The system can be implemented in an evolutionary way, e.g., initially in clinics networks, whose operators would like to assure their (selected) patients that their medical records are duly stored and shared, and to make this fact credible by using technologies of high immutability.
It should be noted that the global information revolution has resulted in increased social awareness of the importance of personal data. This resulted in the creation of various legal regulations (e.g., GDPR) to protect the user. For example, a user, as the owner of information describing himself, has the right to request its removal. These system requirements resulting from legal regulations obviously contradict the concept of an immutable ledger with recorded data that cannot be changed or deleted, i.e., the foundations of the classic blockchain technology. However, even then, it is possible to ‘de-personalize’ the stored data by giving a new identity to the person concerned. However, this is a radical step with a very large impact on the life of a given person so far, and therefore impractical. However, at the same time, it should be remembered that general laws give way to specific laws, so the promised law on the exchange of medical records could enable the implementation of the blockchain system, just as it did in Estonia.

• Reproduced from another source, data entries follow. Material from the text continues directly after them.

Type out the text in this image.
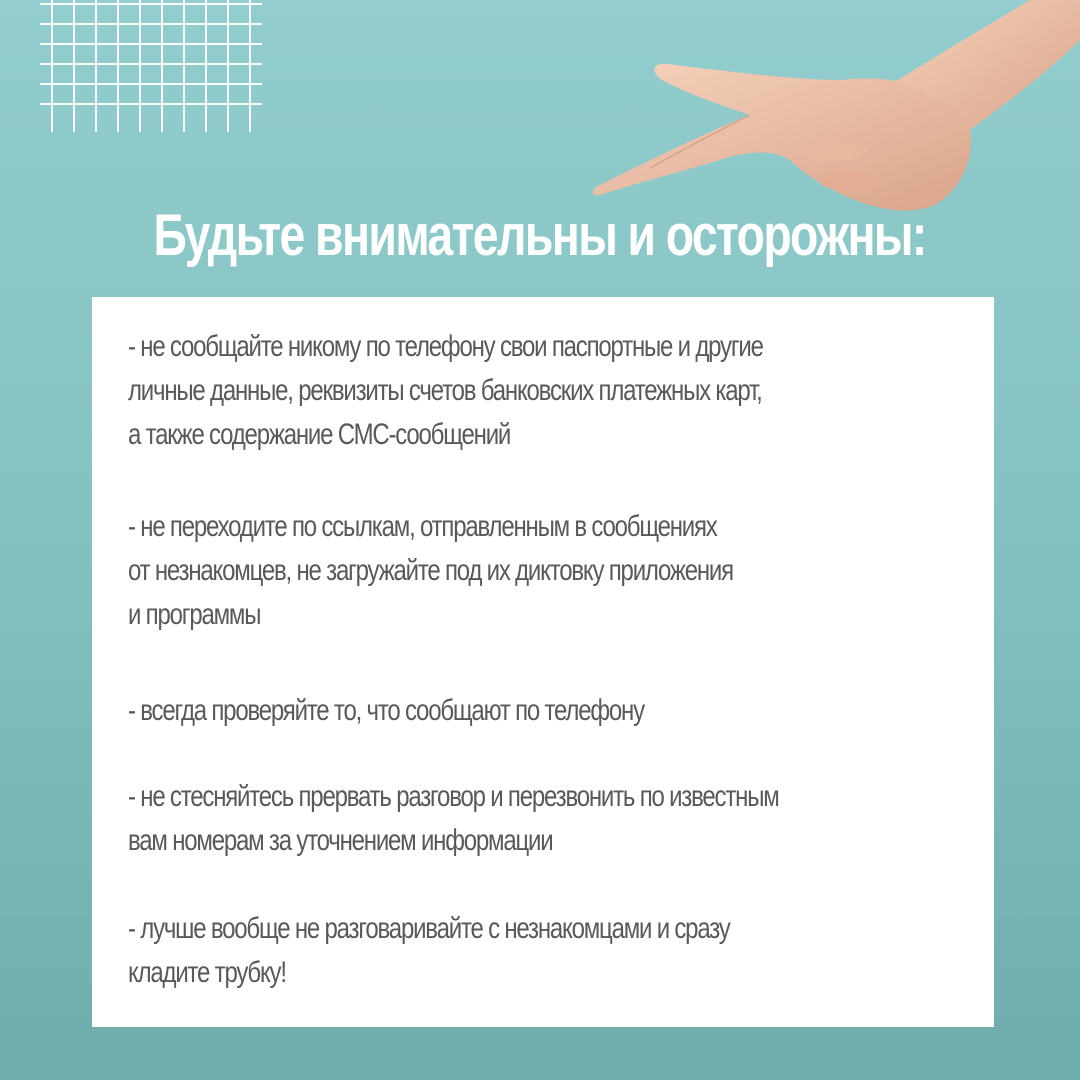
Будьте внимательны и осторожны:
- не сообщайте никому по телефону свои паспортные и другие
личные данные, реквизиты счетов банковских платежных карт,
а также содержание СМС-сообщений
- не переходите по ссылкам, отправленным в сообщениях
от незнакомцев, не загружайте под их диктовку приложения
и программы
- всегда проверяйте то, что сообщают по телефону
- не стесняйтесь прервать разговор и перезвонить по известным
вам номерам за уточнением информации
- лучше вообще не разговаривайте с незнакомцами и сразу
кладите трубку!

Even if the central system for tracking clinical documentation would have finally been built by the Polish government, there are still grounds for implementing the proposed distributed ledger solution as a complementary approach increasing the credibility of the business processes being implemented not due to trust in central institutions, but thanks to the use of strong cryptography mechanisms.
As problems with the compatibility of blockchain foundations with the implementation of regulations on the protection of personal data have already been noticed, these technologies are also evolving in directions allowing for at least partial implementation of mitigating mechanisms. As data non-repudiation is still a hot topic in the field of data processing, work is also underway to develop alternative approaches to traditional blockchain technologies. An example of such a solution is the recently publicly available service of the Amazon Web Services provider called Quantum Ledger Database (QLDB) [
50]. This direction will be a further subject of the authors’ research.